Making Peace Vigil

Standing up for peace


Posted by strattof on November 21, 2013

F A C T  S H E E T 

  • 750,000: Approximate number of veterans of all wars in Canada 
  • 39,000:  Number of Canadian veterans of the war in Afghanistan 
  • 8,026: Number of Canadian soldiers released from  the military because of injury or illness between 2006 and 2011 
  • 3,900: Number of Afghanistan veterans the Canadian forces estimate will be diagnosed with some form of occupational stress injury     

Earlier this month, on November 11th, Canadians honoured our veterans of war at Remembrance Day services. Surely the best way to honour ill and injured veterans would be for our government to offer them adequate compensation for their often horrific and life-changing injuries. But that is not happening in Canada.


In 2006, the Harper government replaced the Pension Act, used since the First World War, with the New Veterans Charter. Under the Charter, Canadian soldiers making an application for disability benefits are awarded a one-time, workers-compensation-style lump sum payout, rather than life-time pension.

Studies show the Charter is a financial disaster for many disabled soldiers. ●For those severely disabled, it can mean a 40% reduction from what they would have received under the Pension Act. ●It can also mean receiving 90% less than what other Canadian workers would receive for the same injuries.   


Veterans Ombudsman: Charter Failing Veterans

In his June 2013 report, Canada’s veterans ombudsman, Guy Parent, found that the New Veterans Charter is failing many veterans and the Canadian government needs to take “urgent action.” According to the report:

  • More than 400 of the most severely wounded and disabled veterans are at risk of spending their retirement years in poverty.
  • 53% of veterans assessed as “totally and permanently incapacitated” have not been awarded impairment benefits.
  •  Benefits meant to help veterans transition from a military to civilian career are inadequate.
  • Compensation for pain and suffering is lacking.

Afghanistan War Vets Take Charter To Court

  • In 2012, a group of wounded Afghanistan war veterans filed a class-action lawsuit in B.C. against the federal government over the lump-sum disability payment under the Charter, arguing that it is meagre in comparison with the lifetime disability pension and that it violates the Canadian Charter.  
  • Federal lawyers argued for a dismissal of the veterans’ class-action lawsuit, saying Ottawa has no moral obligation to care for veterans.
  • Last month, a B.C. Supreme Court ruling allowed the case to proceed.
  • The Harper government says it will appeal the ruling, a stalling tactic that could delay the case for years.

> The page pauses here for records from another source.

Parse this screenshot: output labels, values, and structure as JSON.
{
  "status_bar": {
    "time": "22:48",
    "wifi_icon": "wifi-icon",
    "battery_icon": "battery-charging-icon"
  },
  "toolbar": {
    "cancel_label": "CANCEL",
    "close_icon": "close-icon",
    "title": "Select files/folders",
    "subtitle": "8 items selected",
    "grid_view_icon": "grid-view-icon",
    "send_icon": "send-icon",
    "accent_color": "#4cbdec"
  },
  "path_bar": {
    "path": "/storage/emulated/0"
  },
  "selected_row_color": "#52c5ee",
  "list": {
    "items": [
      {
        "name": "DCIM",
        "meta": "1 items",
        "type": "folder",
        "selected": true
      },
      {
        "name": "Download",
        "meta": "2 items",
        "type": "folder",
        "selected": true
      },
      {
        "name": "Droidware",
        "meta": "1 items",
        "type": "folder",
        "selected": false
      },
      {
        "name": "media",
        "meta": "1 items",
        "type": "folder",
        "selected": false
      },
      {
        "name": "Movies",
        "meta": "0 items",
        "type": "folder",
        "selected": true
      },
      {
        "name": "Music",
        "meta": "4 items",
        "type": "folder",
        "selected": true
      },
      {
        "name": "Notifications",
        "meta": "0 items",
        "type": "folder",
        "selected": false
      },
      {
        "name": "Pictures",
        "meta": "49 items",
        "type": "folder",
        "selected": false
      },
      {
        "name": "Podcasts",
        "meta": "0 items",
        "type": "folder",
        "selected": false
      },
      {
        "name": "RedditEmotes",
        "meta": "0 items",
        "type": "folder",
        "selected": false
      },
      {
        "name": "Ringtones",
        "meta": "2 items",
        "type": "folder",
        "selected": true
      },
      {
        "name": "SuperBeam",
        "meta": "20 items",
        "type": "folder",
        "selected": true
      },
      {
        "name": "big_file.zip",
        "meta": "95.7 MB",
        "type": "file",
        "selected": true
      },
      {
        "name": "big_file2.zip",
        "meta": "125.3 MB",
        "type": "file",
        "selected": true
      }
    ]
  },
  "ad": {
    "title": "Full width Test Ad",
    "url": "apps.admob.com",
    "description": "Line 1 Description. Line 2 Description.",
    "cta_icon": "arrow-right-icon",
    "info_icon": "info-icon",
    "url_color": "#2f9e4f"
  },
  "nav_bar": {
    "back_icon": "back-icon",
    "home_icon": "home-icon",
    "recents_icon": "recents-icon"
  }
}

Injured Soldiers Booted From Military  

  • To qualify for an indexed pension, a Canadian soldier must serve in the military for 10 years.
  • To remain in service, a soldier must be fit to be deployed at a moment’s notice.
  • In a bid to balance the budget, the Harper government is not allowing wounded soldiers who are unable to meet the deployment rule to remain in service long enough to reach pension eligibility.

Veterans Affairs Offices Shut Down

In another cost-saving move, the Harper government is closing 9 Veterans Affairs offices by February 2014. In the words of a veteran who depends on the services of a soon-to-be closed office: “It’s just going to kill us…,They couldn’t do it on the battlefield so they’re going to do it right here in Ottawa” (CTV Atlantic).

Dignified Funeral Applications Denied

Since 2006, a federal fund meant to ensure veterans have a dignified funeral has rejected 20,147 applications submitted by families of low-income soldiers for a funeral stipend. The rejections represent 66% of the requests received.

T A K E   A C T I O N

  • Tell Stephen Harper the Government of Canada has made a commitment to provide care to all veterans and you want his government to meet that commitment. Remind Mr. Harper of the words he spoke at last month’s Conservative Party convention: “Let’s never forget that only this party takes to heart the debt owed to our brave men and women in uniform.” or 613-992-4211.
  • Send the same message to the Minister of Veterans Affairs, Julian Fantino: or 613-996-4971.
  • Sign the petition calling on the Canadian government to provide life-long support for wounded veterans. Google “ Canadian veterans” or go to 

P U T   A N   E N D   T O   W A R

Another way to honour ill and injured veterans would be to avoid creating new generations of wounded and dead soldiers.